J'ai pris une sorte de break la semaine dernière. Après plus d'un an sans pause ni vacances, à un rythme effréné, presque sur un coup de tête, on a décidé de se faire un road-trip à travers les vignes du Beaujolais, de Bourgogne et du grand est. Programme calibré, GPS au taquet, on a avalé les kilomètres et les bonnes choses 1 , mais aussi les chouettes discussions avec des vigneronnes et des vignerons. Et je ne m'étais plus sentie si bien depuis longtemps. Ces quelques jours de décrochage m'ont regonflé à bloc : j’ai retrouvé ce qui est un moteur pour moi et le sens de mon métier, les gens. Parce que bien sûr, le vin, c’est du plaisir, de la technique, de la chimie, du goût, mais ce sont surtout des hommes et des femmes, qui vous accueillent et vous racontent les difficultés, les parcelles dures à travailler, les joies qu’elles procurent, le vin qui en sort, pur et gourmand, limpide et minéral. J’ai adoré ces quelques jours de décrochage, à aller voir Célia et David, Isabelle, Anaïs, Pierre, Pierre-Alexandre, David et Nicolas. Surtout, j’ai mieux compris des tas de choses: les gobelets plantés en 1×1 dans le Beaujolais 2, les parcelles à l’abandon qui bien que magnifiques ne sont qu’en “beaujolais-villages” et ne valent quasi plus rien 3, l’énergie qu’il faut déployer pour tenter de les sauver, en ayant conscience que c’est un pari presque impossible. La beauté des vignes à Vauxrenard, la vue imprenable. Les histoires de familles, d’héritage, de possession, de vignes en fermage ou de chai qui n’est pas vraiment à vous 4. Suspendue à leurs récits, j’ai perçu un tout petit bout de ces humanités qui sont derrière les étiquettes, celles qu’on ressent en buvant leurs vins, mais qui ne se dévoilent jamais crûment. J’ai ri aussi, parce que le vin fait ça, il provoque des rires en cascades ou de connivence. J’ai dit je ne sais combien de fois “c’est délicieux”, j’ai croisé le regard de mon partner-in-crime autant, sachant souvent avant lui ce qu’il allait aimer. Je me suis nourrie d’eux, d’elles et du temps qu’iels ont bien voulu me donner, dans leurs vignes dominant une campagne brumeuse, avec un cocker qui s’en donne à cœur joie, dans les chais frais au milieu des barriques et des amphores, devant les palettes de bouteilles et les comptoirs de dégustation.

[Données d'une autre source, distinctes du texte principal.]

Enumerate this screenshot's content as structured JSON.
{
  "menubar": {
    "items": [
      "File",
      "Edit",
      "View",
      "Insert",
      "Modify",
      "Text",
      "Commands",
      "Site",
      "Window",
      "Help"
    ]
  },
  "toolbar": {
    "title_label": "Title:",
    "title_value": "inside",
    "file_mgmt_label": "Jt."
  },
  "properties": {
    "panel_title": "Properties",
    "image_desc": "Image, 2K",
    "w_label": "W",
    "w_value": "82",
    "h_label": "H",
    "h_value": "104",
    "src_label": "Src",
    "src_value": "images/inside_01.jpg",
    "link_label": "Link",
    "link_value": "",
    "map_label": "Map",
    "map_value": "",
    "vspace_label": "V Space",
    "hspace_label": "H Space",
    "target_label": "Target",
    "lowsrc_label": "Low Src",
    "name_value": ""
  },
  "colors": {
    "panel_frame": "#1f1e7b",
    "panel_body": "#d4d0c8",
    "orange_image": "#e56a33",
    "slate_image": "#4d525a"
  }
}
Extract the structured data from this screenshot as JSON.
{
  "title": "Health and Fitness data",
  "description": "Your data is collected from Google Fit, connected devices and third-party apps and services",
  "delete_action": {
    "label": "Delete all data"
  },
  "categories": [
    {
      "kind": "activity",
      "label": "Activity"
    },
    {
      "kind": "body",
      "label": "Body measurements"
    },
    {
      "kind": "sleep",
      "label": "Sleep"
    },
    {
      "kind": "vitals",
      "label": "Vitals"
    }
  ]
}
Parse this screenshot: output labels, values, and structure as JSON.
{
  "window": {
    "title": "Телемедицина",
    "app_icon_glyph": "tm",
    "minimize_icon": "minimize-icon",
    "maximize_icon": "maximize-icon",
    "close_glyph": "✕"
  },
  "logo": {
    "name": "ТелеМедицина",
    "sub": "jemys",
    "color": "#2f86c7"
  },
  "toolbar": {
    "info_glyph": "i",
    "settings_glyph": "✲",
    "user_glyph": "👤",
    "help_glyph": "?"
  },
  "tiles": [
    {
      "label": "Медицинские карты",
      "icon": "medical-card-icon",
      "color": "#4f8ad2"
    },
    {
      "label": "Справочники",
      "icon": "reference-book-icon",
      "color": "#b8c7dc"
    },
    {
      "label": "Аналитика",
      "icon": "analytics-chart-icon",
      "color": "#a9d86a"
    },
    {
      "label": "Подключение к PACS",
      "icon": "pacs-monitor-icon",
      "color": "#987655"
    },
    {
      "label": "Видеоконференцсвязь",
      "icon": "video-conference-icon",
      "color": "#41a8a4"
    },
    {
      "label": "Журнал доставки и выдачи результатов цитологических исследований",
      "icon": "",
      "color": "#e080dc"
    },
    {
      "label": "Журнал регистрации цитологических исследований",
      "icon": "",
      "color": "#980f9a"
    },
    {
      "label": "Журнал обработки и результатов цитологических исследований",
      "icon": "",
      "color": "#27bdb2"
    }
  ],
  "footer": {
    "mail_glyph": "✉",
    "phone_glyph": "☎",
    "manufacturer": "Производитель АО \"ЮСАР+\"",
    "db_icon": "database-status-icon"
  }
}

Je ne vais pas en faire le détail, mais cela m’a confortée dans une idée qui me trotte dans la tête depuis un bout: “ less is more”. J’ai longtemps parcouru les salons de vins, où je goûtais des centaines de vins en quelques jours, dans la bousculade permanente, le froid ou le trop chaud, le bruit, les échanges impossibles ou presque, reprenant mon haleine les pieds en l’air sur un lit blanc d’hôtel, une vingtaine de minutes avant de plonger dans les soirées, les fêtes auxquelles il y a plus de bouteilles que d’assiettes sur la table, où les chants et les rires se prolongent tard dans la nuit ou tôt le matin. Mais je n’ai plus ce goût: je préfère, et de loin, faire mon métier en allant écouter vraiment, chez eux, chez elles, les artisan·es.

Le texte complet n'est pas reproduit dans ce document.